Bons conseils et réseautage: les entrepreneuses s'attaquent au "syndrome de l'imposteur"

"Faut pas hésiter à se lancer"! Devant une vingtaine de femmes réunies à la mairie de Chelles (Seine-et-Marne), qui ont déjà créé leur entreprise ou sont en passe de le faire, Nadège Hammoudi l'affirme avec force: l'entrepreneuriat est aussi une affaire de femmes.

En ce matin pluvieux de septembre, la représentante du réseau d'accompagnement à l'entrepreneuriat Initiative Ile-de-France est venue encourager les participantes à s'inscrire à la 14e édition du concours "Créatrices d'Avenir".

La compétition met chaque année aux prises des créatrices d'entreprises franciliennes, dont les projets sont soumis à un jury spécialisé (chefs d'entreprises, banques, membres de réseaux d'accompagnement...).

Les lauréates décrochent un chèque de quelques milliers d'euros et peuvent se faire accompagner dans leur projet entrepreneurial, par exemple via des séances de coaching.

Un soutien bienvenu alors que seulement 40% des entreprises ont été créées par des femmes en 2022, selon l'Insee.

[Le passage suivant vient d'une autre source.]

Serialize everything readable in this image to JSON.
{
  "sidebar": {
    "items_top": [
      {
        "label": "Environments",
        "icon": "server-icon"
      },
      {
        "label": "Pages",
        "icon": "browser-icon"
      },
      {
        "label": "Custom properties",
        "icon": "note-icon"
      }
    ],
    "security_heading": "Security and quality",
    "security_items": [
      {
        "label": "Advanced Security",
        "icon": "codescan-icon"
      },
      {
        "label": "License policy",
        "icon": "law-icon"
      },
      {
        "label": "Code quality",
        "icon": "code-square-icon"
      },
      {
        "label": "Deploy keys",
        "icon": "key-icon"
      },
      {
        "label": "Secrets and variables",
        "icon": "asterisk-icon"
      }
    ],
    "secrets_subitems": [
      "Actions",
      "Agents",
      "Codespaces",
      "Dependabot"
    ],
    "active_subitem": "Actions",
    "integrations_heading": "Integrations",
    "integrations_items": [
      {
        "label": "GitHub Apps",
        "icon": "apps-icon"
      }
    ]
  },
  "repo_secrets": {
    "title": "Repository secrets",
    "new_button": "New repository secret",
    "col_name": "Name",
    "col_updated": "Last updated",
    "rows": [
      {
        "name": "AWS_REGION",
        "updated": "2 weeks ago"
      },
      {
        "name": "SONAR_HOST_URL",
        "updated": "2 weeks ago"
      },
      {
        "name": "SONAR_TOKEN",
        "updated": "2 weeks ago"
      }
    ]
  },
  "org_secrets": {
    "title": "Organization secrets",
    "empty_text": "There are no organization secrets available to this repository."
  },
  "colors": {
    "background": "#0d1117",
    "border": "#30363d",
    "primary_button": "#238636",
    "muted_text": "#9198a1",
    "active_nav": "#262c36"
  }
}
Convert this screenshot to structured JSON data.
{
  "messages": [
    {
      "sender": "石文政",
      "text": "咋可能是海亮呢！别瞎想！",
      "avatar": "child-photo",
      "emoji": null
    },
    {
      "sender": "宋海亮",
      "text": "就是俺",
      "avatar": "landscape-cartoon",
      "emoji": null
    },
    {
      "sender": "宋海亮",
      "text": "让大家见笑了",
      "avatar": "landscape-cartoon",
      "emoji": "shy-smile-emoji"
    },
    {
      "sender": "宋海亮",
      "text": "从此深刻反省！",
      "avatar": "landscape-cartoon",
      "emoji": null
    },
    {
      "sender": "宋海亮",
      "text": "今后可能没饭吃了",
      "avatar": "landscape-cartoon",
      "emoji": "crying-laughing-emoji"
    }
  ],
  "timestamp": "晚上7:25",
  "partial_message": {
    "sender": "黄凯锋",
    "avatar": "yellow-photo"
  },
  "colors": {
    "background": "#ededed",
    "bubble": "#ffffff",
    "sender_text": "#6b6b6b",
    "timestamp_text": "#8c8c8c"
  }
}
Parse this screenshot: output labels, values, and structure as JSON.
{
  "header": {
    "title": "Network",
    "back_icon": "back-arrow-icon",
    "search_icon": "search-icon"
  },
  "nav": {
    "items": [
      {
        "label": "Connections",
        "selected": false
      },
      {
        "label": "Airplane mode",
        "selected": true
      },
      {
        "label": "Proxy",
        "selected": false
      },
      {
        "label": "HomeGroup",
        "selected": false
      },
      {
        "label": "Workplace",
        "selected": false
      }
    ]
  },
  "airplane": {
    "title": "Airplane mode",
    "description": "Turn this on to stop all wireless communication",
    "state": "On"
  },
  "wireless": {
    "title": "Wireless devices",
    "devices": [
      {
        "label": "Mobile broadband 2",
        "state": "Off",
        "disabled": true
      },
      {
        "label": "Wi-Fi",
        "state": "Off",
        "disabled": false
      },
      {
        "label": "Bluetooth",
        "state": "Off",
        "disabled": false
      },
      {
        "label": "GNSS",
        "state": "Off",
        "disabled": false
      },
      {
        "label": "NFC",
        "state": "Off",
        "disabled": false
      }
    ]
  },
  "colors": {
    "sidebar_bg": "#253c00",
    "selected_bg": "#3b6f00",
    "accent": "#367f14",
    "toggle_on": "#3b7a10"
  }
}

Assise au premier rang, devant les larges fenêtres de la salle municipale, Liza Sans apprécie de "voir des têtes (qu'elle) connaît" à l'occasion de cette réunion.

"C'est toujours agréable, parce qu'on est très seule", témoigne celle qui a fondé son entreprise de secrétaires indépendantes il y a deux ans, pour soulager entrepreneurs et artisans de leur "charge administrative".

Liza Sans espère ainsi être "accompagnée" par Initiative France pour accroître la visibilité de son entreprise et élargir sa clientèle.

"Aujourd'hui mon activité est très répandue, on est très nombreuses. Ce qui est vraiment difficile pour moi, c'est d'apporter une différence", témoigne-t-elle.

Autant que des informations sur le concours Créatrices d'Avenir, les entrepreneuses sont venues chercher à Chelles le soutien de leurs pairs.

"Pour moi cet évènement, c'est l'occasion de se rencontrer", raconte Emmanuelle Vaillant sous le regard de pierre du buste de Marianne.

Graphiste et illustratrice, elle a démarré son activité depuis cinq ans et aide ses clients (entreprises, associations...) à définir leur "identité visuelle".

Malgré son expérience, il lui arrive parfois de douter encore: "Est-ce que je suis capable d'être à mon compte et d'apprendre plein de métiers?", comme ceux de comptable ou de communicante, des compétences indispensables quand on travaille seule, s'interroge-t-elle.

- "Moins d'autocensure" -

Quelques sièges plus loin, Christelle Oswald confesse avoir surtout besoin d'accompagnement financier.

Après avoir travaillé comme salariée dans le milieu de la haute joaillerie, elle veut "révolutionner ce secteur" en lançant sa propre ligne de bijoux "éthiques".

Mais "j'ai du mal à me projeter, à anticiper. Quand on me dit +comment tu te vois dans 2 ans?+, je bloque", confie-t-elle sur fond de sonneries aiguës qui appellent les usagers de la mairie au guichet.

Coraline Damme, architecte d'intérieur qui s'est formée en ligne pour se mettre à son compte après dix ans passés à exercer dans le secteur du commerce, juge "qu'en tant que femme, avoir confiance en soi n'est pas quelque chose d'inné."

"On a tendance à s'excuser d'être là", regrette-t-elle, avouant avoir ressenti le "syndrome de l'imposteur" quand elle a pris son indépendance professionnelle.

Le recours aux services d'une coach lui a finalement fait prendre conscience qu'elle "avait (sa) place" dans le monde de l'entrepreneuriat.

Un exemple révélateur d'une plus grande assurance des femmes qui se lancent dans l'aventure, assure Nadège Hammoudi. "La société évolue, il y a moins d'autocensure", se réjouit-elle.

Adjointe au maire de Chelles et cadre du secteur bancaire, Laëtitia Millet souligne que "le parcours du porteur de projet est compliqué, parfois un peu long, parfois semé d'embûches, mais c'est une liberté et une richesse inestimables que d'être son propre patron."

Un discours qui a persuadé quatre participantes à la réunion d'entamer les démarches d'inscription au concours Créatrices d'Avenir, se félicite Nadège Hammoudi.

Depuis le lancement de cette compétition en 2011, 4.000 entrepreneuses se sont portées candidates et 80 projets ont été récompensés, selon Initiative Ile-de-France.